Eu era apenas uma criança quando o incêndio na Boate Kiss aconteceu. Não tenho lembranças de acompanhar o caso até procurar mais sobre ele alguns anos depois. Em 2018, tive um dos contatos mais impactantes com a história quando, já na faculdade de jornalismo, li o livro-reportagem Todo Dia a Mesma Noite, escrito por uma das minhas jornalistas de referência, Daniela Arbex.
Depois de uma leitura difícil de digerir, eu sabia que nunca mais conseguiria ouvir falar naquela tragédia sem ser tocada por ela.

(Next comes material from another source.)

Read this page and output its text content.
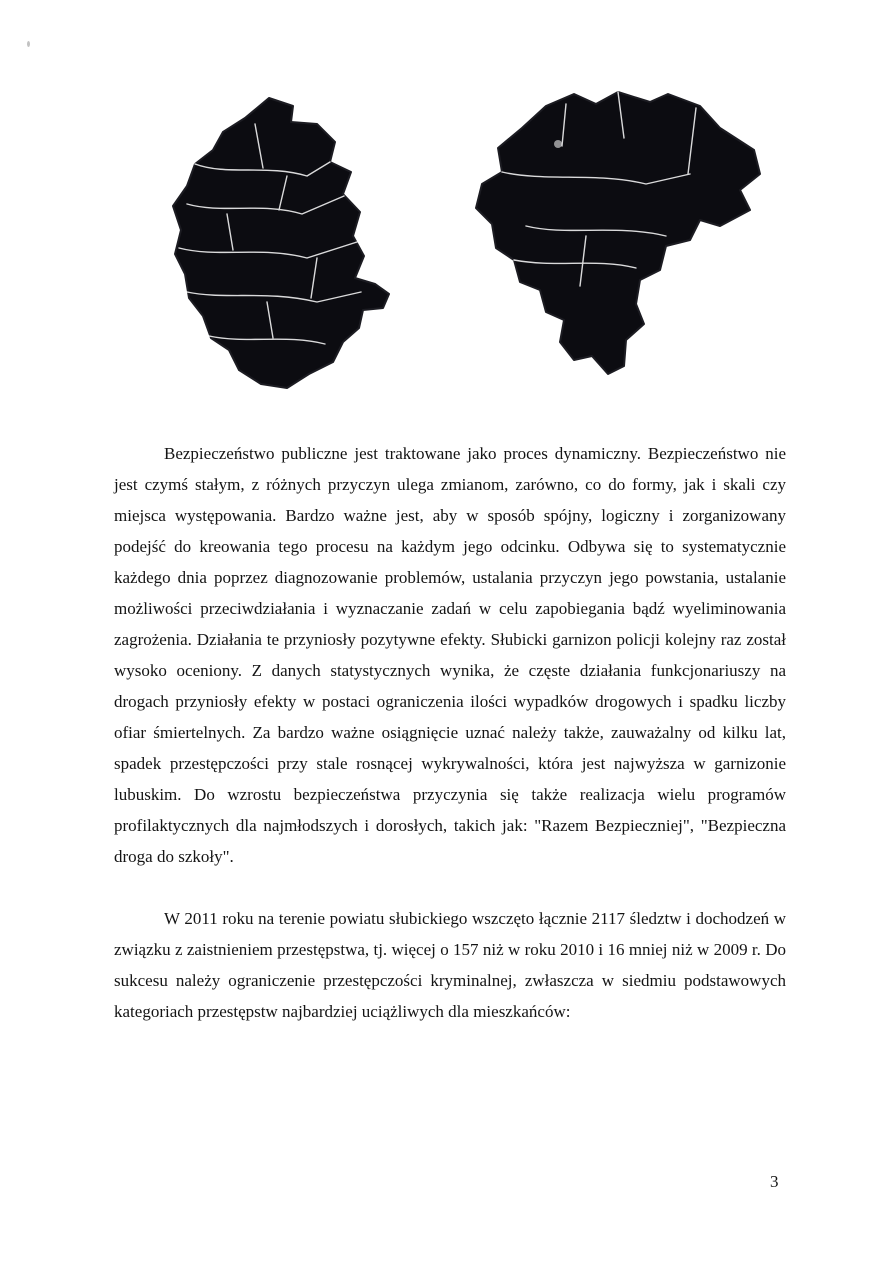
Bezpieczeństwo publiczne jest traktowane jako proces dynamiczny. Bezpieczeństwo nie jest czymś stałym, z różnych przyczyn ulega zmianom, zarówno, co do formy, jak i skali czy miejsca występowania. Bardzo ważne jest, aby w sposób spójny, logiczny i zorganizowany podejść do kreowania tego procesu na każdym jego odcinku. Odbywa się to systematycznie każdego dnia poprzez diagnozowanie problemów, ustalania przyczyn jego powstania, ustalanie możliwości przeciwdziałania i wyznaczanie zadań w celu zapobiegania bądź wyeliminowania zagrożenia. Działania te przyniosły pozytywne efekty. Słubicki garnizon policji kolejny raz został wysoko oceniony. Z danych statystycznych wynika, że częste działania funkcjonariuszy na drogach przyniosły efekty w postaci ograniczenia ilości wypadków drogowych i spadku liczby ofiar śmiertelnych. Za bardzo ważne osiągnięcie uznać należy także, zauważalny od kilku lat, spadek przestępczości przy stale rosnącej wykrywalności, która jest najwyższa w garnizonie lubuskim. Do wzrostu bezpieczeństwa przyczynia się także realizacja wielu programów profilaktycznych dla najmłodszych i dorosłych, takich jak: "Razem Bezpieczniej", "Bezpieczna droga do szkoły".

W 2011 roku na terenie powiatu słubickiego wszczęto łącznie 2117 śledztw i dochodzeń w związku z zaistnieniem przestępstwa, tj. więcej o 157 niż w roku 2010 i 16 mniej niż w 2009 r. Do sukcesu należy ograniczenie przestępczości kryminalnej, zwłaszcza w siedmiu podstawowych kategoriach przestępstw najbardziej uciążliwych dla mieszkańców:

3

Desde então, passei a procurar mais sobre o caso e um sentimento se tornou comum: a raiva diante da falta de justiça.
Quando os julgamentos dos acusados aconteceu em 2022, novamente revisitei mais detalhes sobre o caso e, de tão inconformada, contava para todos ao meu redor sobre o absurdo cometido pela justiça brasileira.
Após saírem as notícias sobre a série baseada no livro, me perguntei se conseguiria assistir. Mas uma verdade que trago comigo desde a faculdade é: nós, jornalistas, não podemos nos desligar dos fatos. Por piores que eles sejam.
Logo no primeiro episódio da série, me emocionei ao ver retratado na tela a dureza daquela noite que, de fato, nunca acabou. Por inúmeras vezes eu desejava que tudo não passasse de ficção, e o sentimento de “eles vão conseguir sair” sussurrava dentro de mim. Confesso, não consegui assistir as cenas do incêndio. Mas foi no segundo episódio que o golpe veio de vez. Nunca aprendemos a viver o luto.
Por mais difícil que tenha sido assistir cada episódio, de algo eu sabia: as pessoas precisam assistir isso. Não para possibilitar que os streamings tenham “lucro” em cima da tragédia, como muitas acreditam, mas porque não podemos deixar que caia no esquecimento algo tão cruel.
Precisamos lembrar que não foi um acidente. Não aconteceu por acaso. Foi crime. Irresponsabilidade. E os envolvidos seguem impunes.
É revisitando casos como esses, e nos revoltando contra eles, que podemos lutar para que não aconteça novamente. Como disse Emília Viotti, “um povo sem memória é um povo sem história. E um povo sem história está fadado a cometer, no presente e no futuro, os mesmos erros do passado”.
Não podemos deixar que os erros se repitam. Aquela noite nunca acabou, principalmente para as famílias que choram por seus filhos. Ao optar por uma narrativa fictícia, sem utilizar o recurso do documentário, a série Todo Dia a Mesma Noite conseguiu trazer para perto o público, inserindo-o dentro da realidade contada. Por isso, ao acompanhar cada uma daquelas vidas, a emoção e dor que transbordava pelos olhos ecoava também na cabeça o aviso: isso não pode ser esquecido.